December 12: How They Brought The Good News From Grinch To Aix

Ruffian, another horse ridden to death like the ones in the poem. I found her death more shocking than Barbaro's, maybe because I'm more callous than I was in 1975.

This will have to be quick, as I have lots of homework this weekend. (I think it was Lawrence Kasdan who said that being a writer means you have homework for the rest of your life.)

So, first of all, I always hated this poem, which I had to read as a child -- a sixth-grader, maybe. One of the reasons for my conviction, which I have developed over the course of the year, that literature should not be taught at all to minors is that they are bound to have a bad attitude towards anything that is associated with school -- especially stuff that adults think kids should like, like this poem, which is filled with horses and derring-do. Except you never get to the horses and derring-do because, by the end of line two, you're already have four proper nouns thrown at you that you've never heard of before (or since): Ghent, Aix, Joris, and Dirck. The mind swims. Through the window, the school parking lot begins to look interesting.

Also the meter, whatever it is -- I should be better at prosody than I am -- sounds little-kid like; or, when you're of school-age, baby-like I think it's the same as the "Grinch Who Stole Christmas". Let's see:
I SPRANG to the STIRrup, and JORis, and HE;
I GALloped, Dirck GALloped, we GALloped all THREE;

All the WHOS down in WHOville liked CHRISTmas a LOT
But the GRINCH, who lived NORTH of WHOville, did NOT
Browning seems to clip that first foot but they're pretty similar. Here's the part that really made me think of Seuss -- a town called "Boom":
’Twas moonset at starting; but while we drew near
Lokeren, the cocks crew and twilight dawned clear;
At Boom, a great yellow star came out to see;
At Düffeld, ’twas morning as plain as could be
Was it the star-bellied Sneetches that came out to see, at the town of Boom? Only Little Cat A knows for sure.

Maybe this poem would be more controversial if it were made clearer that two horses died, and one was almost ridden to death, in the making of it:
And there was my Roland to bear the whole weight
Of the news which alone could save Aix from her fate,
With his nostrils like pits full of blood to the brim,
And with circles of red for his eye-sockets’ rim.
That's pretty good; and sort of a typical complex Browning moment -- good news purchased at the cost of proud horses. Unfortunately most readers will have long since checked out.

UPDATE: Bob Going emails me the following:

Pundit:

I have recently picked up a one-volume collection of Robert Browning's extremely-small-type complete works, out of respect for my dear mother, who after her first date with Dad wrote him opining that while Dad's favorite, Stephen Vincent Benet, was very good, Browning was better.

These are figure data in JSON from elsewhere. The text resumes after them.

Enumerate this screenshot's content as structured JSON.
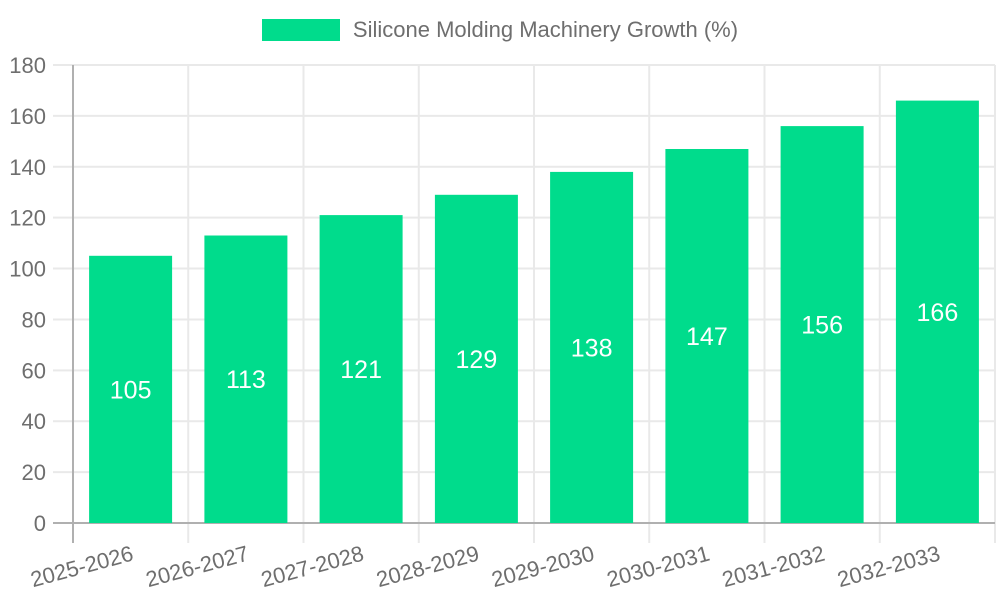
{
  "legend": {
    "label": "Silicone Molding Machinery Growth (%)",
    "marker_color": "#00DC8C",
    "text_color": "#6e6e6e"
  },
  "chart_data": {
    "type": "bar",
    "title": "Silicone Molding Machinery Growth (%)",
    "series_name": "Silicone Molding Machinery Growth (%)",
    "categories": [
      "2025-2026",
      "2026-2027",
      "2027-2028",
      "2028-2029",
      "2029-2030",
      "2030-2031",
      "2031-2032",
      "2032-2033"
    ],
    "values": [
      105,
      113,
      121,
      129,
      138,
      147,
      156,
      166
    ],
    "xlabel": "",
    "ylabel": "",
    "ylim": [
      0,
      180
    ],
    "yticks": [
      0,
      20,
      40,
      60,
      80,
      100,
      120,
      140,
      160,
      180
    ],
    "grid": "on",
    "legend_position": "top",
    "x_label_rotation_deg": -15,
    "bar_color": "#00DC8C",
    "data_label_color": "#ffffff",
    "axis_text_color": "#6e6e6e",
    "grid_color": "#e9e9e9",
    "axis_line_color": "#b0b0b0"
  }
}
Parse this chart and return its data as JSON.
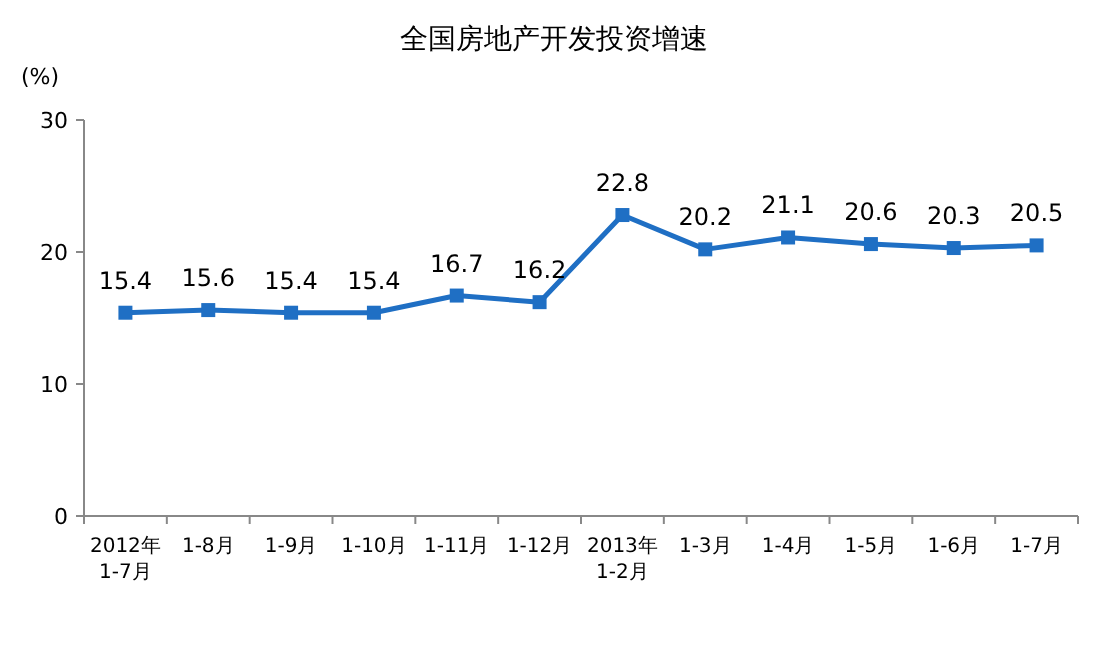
{
  "chart_data": {
    "type": "line",
    "title": "全国房地产开发投资增速",
    "ylabel": "(%)",
    "categories": [
      "2012年\n1-7月",
      "1-8月",
      "1-9月",
      "1-10月",
      "1-11月",
      "1-12月",
      "2013年\n1-2月",
      "1-3月",
      "1-4月",
      "1-5月",
      "1-6月",
      "1-7月"
    ],
    "series": [
      {
        "color": "#1f6fc4",
        "values": [
          15.4,
          15.6,
          15.4,
          15.4,
          16.7,
          16.2,
          22.8,
          20.2,
          21.1,
          20.6,
          20.3,
          20.5
        ]
      }
    ],
    "ylim": [
      0,
      30
    ],
    "yticks": [
      0,
      10,
      20,
      30
    ],
    "marker": "square",
    "data_labels": true,
    "grid": false
  }
}
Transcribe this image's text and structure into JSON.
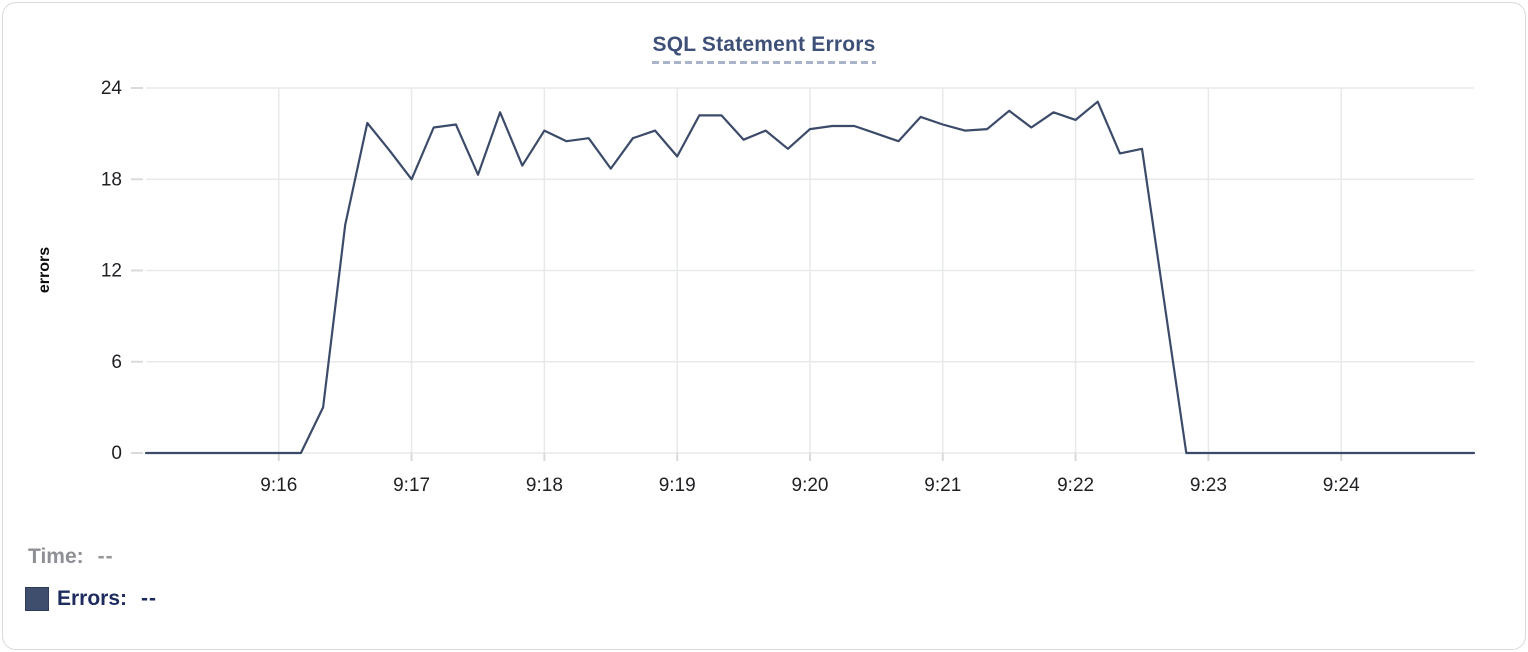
{
  "card": {
    "background": "#ffffff",
    "border_color": "#d7dade"
  },
  "chart_data": {
    "type": "line",
    "title": "SQL Statement Errors",
    "xlabel": "",
    "ylabel": "errors",
    "ylim": [
      0,
      24
    ],
    "y_ticks": [
      0,
      6,
      12,
      18,
      24
    ],
    "x_tick_labels": [
      "9:16",
      "9:17",
      "9:18",
      "9:19",
      "9:20",
      "9:21",
      "9:22",
      "9:23",
      "9:24"
    ],
    "x_range": [
      "9:15:00",
      "9:25:00"
    ],
    "interval_seconds": 10,
    "grid": true,
    "legend_position": "bottom-left",
    "line_color": "#3c4b69",
    "x": [
      "9:15:00",
      "9:15:10",
      "9:15:20",
      "9:15:30",
      "9:15:40",
      "9:15:50",
      "9:16:00",
      "9:16:10",
      "9:16:20",
      "9:16:30",
      "9:16:40",
      "9:16:50",
      "9:17:00",
      "9:17:10",
      "9:17:20",
      "9:17:30",
      "9:17:40",
      "9:17:50",
      "9:18:00",
      "9:18:10",
      "9:18:20",
      "9:18:30",
      "9:18:40",
      "9:18:50",
      "9:19:00",
      "9:19:10",
      "9:19:20",
      "9:19:30",
      "9:19:40",
      "9:19:50",
      "9:20:00",
      "9:20:10",
      "9:20:20",
      "9:20:30",
      "9:20:40",
      "9:20:50",
      "9:21:00",
      "9:21:10",
      "9:21:20",
      "9:21:30",
      "9:21:40",
      "9:21:50",
      "9:22:00",
      "9:22:10",
      "9:22:20",
      "9:22:30",
      "9:22:40",
      "9:22:50",
      "9:23:00",
      "9:23:10",
      "9:23:20",
      "9:23:30",
      "9:23:40",
      "9:23:50",
      "9:24:00",
      "9:24:10",
      "9:24:20",
      "9:24:30",
      "9:24:40",
      "9:24:50",
      "9:25:00"
    ],
    "values": [
      0,
      0,
      0,
      0,
      0,
      0,
      0,
      0,
      3,
      15,
      21.7,
      19.9,
      18,
      21.4,
      21.6,
      18.3,
      22.4,
      18.9,
      21.2,
      20.5,
      20.7,
      18.7,
      20.7,
      21.2,
      19.5,
      22.2,
      22.2,
      20.6,
      21.2,
      20,
      21.3,
      21.5,
      21.5,
      21,
      20.5,
      22.1,
      21.6,
      21.2,
      21.3,
      22.5,
      21.4,
      22.4,
      21.9,
      23.1,
      19.7,
      20,
      10,
      0,
      0,
      0,
      0,
      0,
      0,
      0,
      0,
      0,
      0,
      0,
      0,
      0,
      0
    ]
  },
  "legend": {
    "time_label": "Time:",
    "time_value": "--",
    "errors_label": "Errors:",
    "errors_value": "--",
    "swatch_color": "#3f4e6c"
  },
  "colors": {
    "title": "#3f5078",
    "title_underline": "#a9b3c9",
    "grid": "#e8e9eb",
    "tick": "#d9dadc",
    "tick_label": "#1f2023",
    "time_text": "#8e9095",
    "errors_text": "#1d2b5e",
    "line": "#3c4b69"
  }
}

Having previously read a volume of Benet's short stories, I can now conclude that my mother, at least at 22, was nuts. It also appears that Browning never had an un-versed thought. The sheer volume of his poetry is staggering. Much of it I find just impossible to get into, as it is extremely common for him to assume that the reader knows everything about every little crevice and personality of every age in Italy. His versed plays I can mostly see as a somewhat pleasant evening of experimental theater, and his work as a whole is well-crafted, but very, very little of it do I find interesting.

Maybe because most of it is just too long. Duke Machete farts, Rabbi Ben Ezra ponders the meaning of it for 22 stanzas, that sort of thing. Oddly, it is his version of the Pied Piper story, written for a friend's child, that holds up the best. Tells the story without embellishment, in language that children and lesser beings, like 21st century guys with seven years of higher education, can understand.

I haven't completely given up yet, but I do not expect to come across anything like The Devil and Daniel Webster.